Tuesday, September 24, 2013

Recipe: Szechuan Pork Fried Rice

Considering how I love trying new foods, and considering how much I eat, iot is very rare to find an ingredient that I have never tastes/cooked with. My friend gave me a big bag of Szechuan peppercorns that he got from a nearby Thai shop. Such strange stuff! despite the fact they kinda look like pepper, and smell like pepper, they are actually a member of the citrus family. It is a popular ingredient in the perhaps more well known "Chinese 5 Spice" spice mix. When prepping them, you use the husks, and get rid of any of the little black centres that may still be present if you buy the spices whole. I would describe the flavour being like a combination of white pepper, fresh red pepper, and lemon zest- and it has a really odd "tingly" effect when you eat a dish that has a lot of it in as well. This is a delicious dish, that really compliments the flavours of this unusual spice!

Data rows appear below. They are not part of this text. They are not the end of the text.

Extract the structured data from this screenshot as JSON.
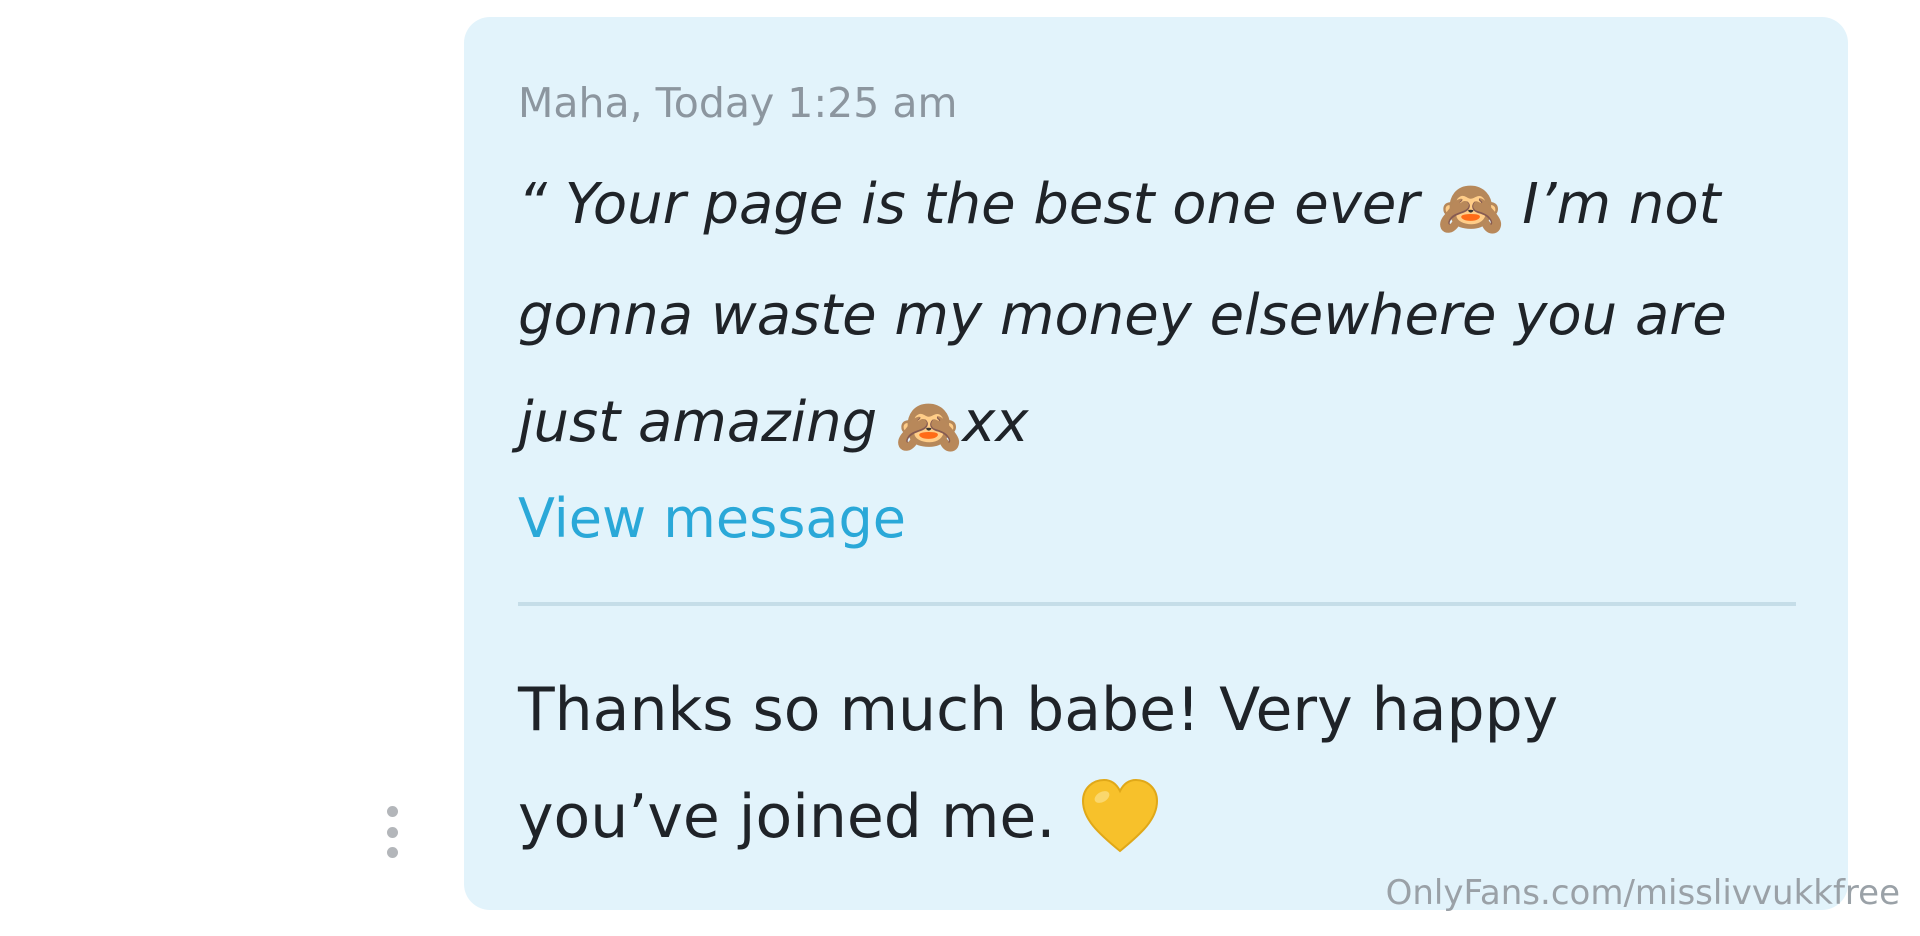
{
  "message": {
    "meta": "Maha, Today 1:25 am",
    "quote_part1": "“ Your page is the best one ever ",
    "quote_part2": " I’m not gonna waste my money elsewhere you are just amazing ",
    "quote_part3": "xx",
    "emoji_monkey": "🙈",
    "view_link": "View message"
  },
  "reply": {
    "text": "Thanks so much babe! Very happy you’ve joined me. ",
    "heart_color": "#f7c12b"
  },
  "watermark": "OnlyFans.com/misslivvukkfree",
  "icons": {
    "more": "more-vertical-icon",
    "monkey": "see-no-evil-monkey-icon",
    "heart": "yellow-heart-icon"
  },
  "colors": {
    "bubble": "#e2f3fb",
    "link": "#2aa8d8",
    "meta": "#8c969f",
    "text": "#1f2328"
  }
}
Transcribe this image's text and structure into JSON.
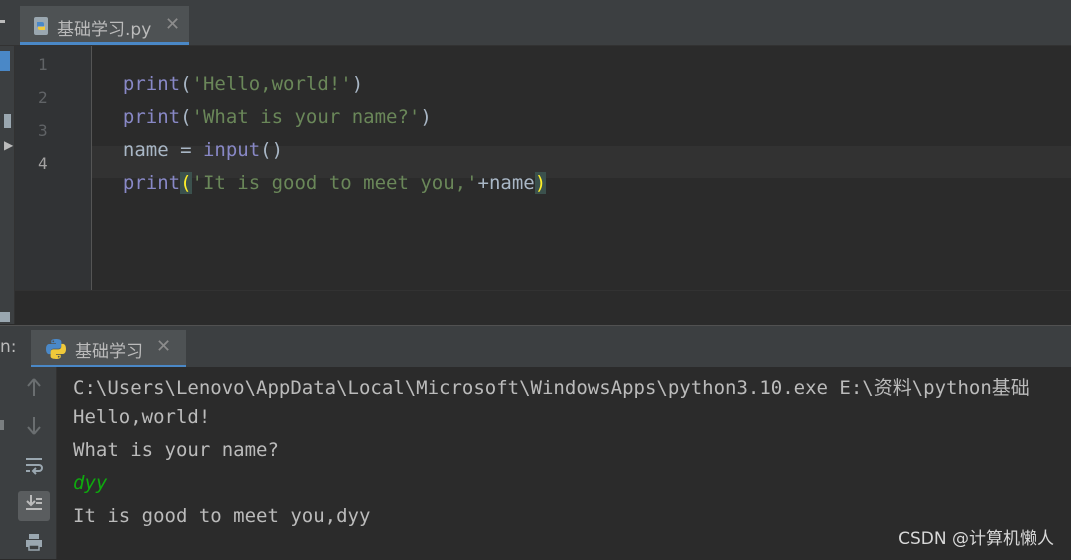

Szechuan Pork Fried Rice (serves 2)

180g long grain rice
2 tbsp vegetable oil
4 garlic cloves, finely chopped
1 tsp crushed ginger
1 green chilli, finely chopped
1 yellow pepper, julienned
½ pointed cabbage, shredded
180g diced leftover roast pork

1 tbsp crab-apple and chilli jelly (or use sweet chilli sauce)
1 tbsp dark soy sauce
Splash toasted sesame oil
30ml water
1 tbsp crushed Szechuan peppercorns.

1. Cook the rice in boiling salted water, 1 minute less than what the packet recommends. Drain under cold water, transfer to a bowl and set aside. Mix together the crab-apple jelly, soy sauce, sesame oil, water and peppercorns, and set aside.
2. Heat the oil in a large wok. Stir fry the garlic, ginger, chilli, pepper and cabbage for 4 minutes. Add the pork, fry for a further 2 minutes.
3. Add the reserved cooked rice and sauce, and stir fry for 1-2 minutes, until all the ingredients are well combined, and the rice is piping hot. Serve!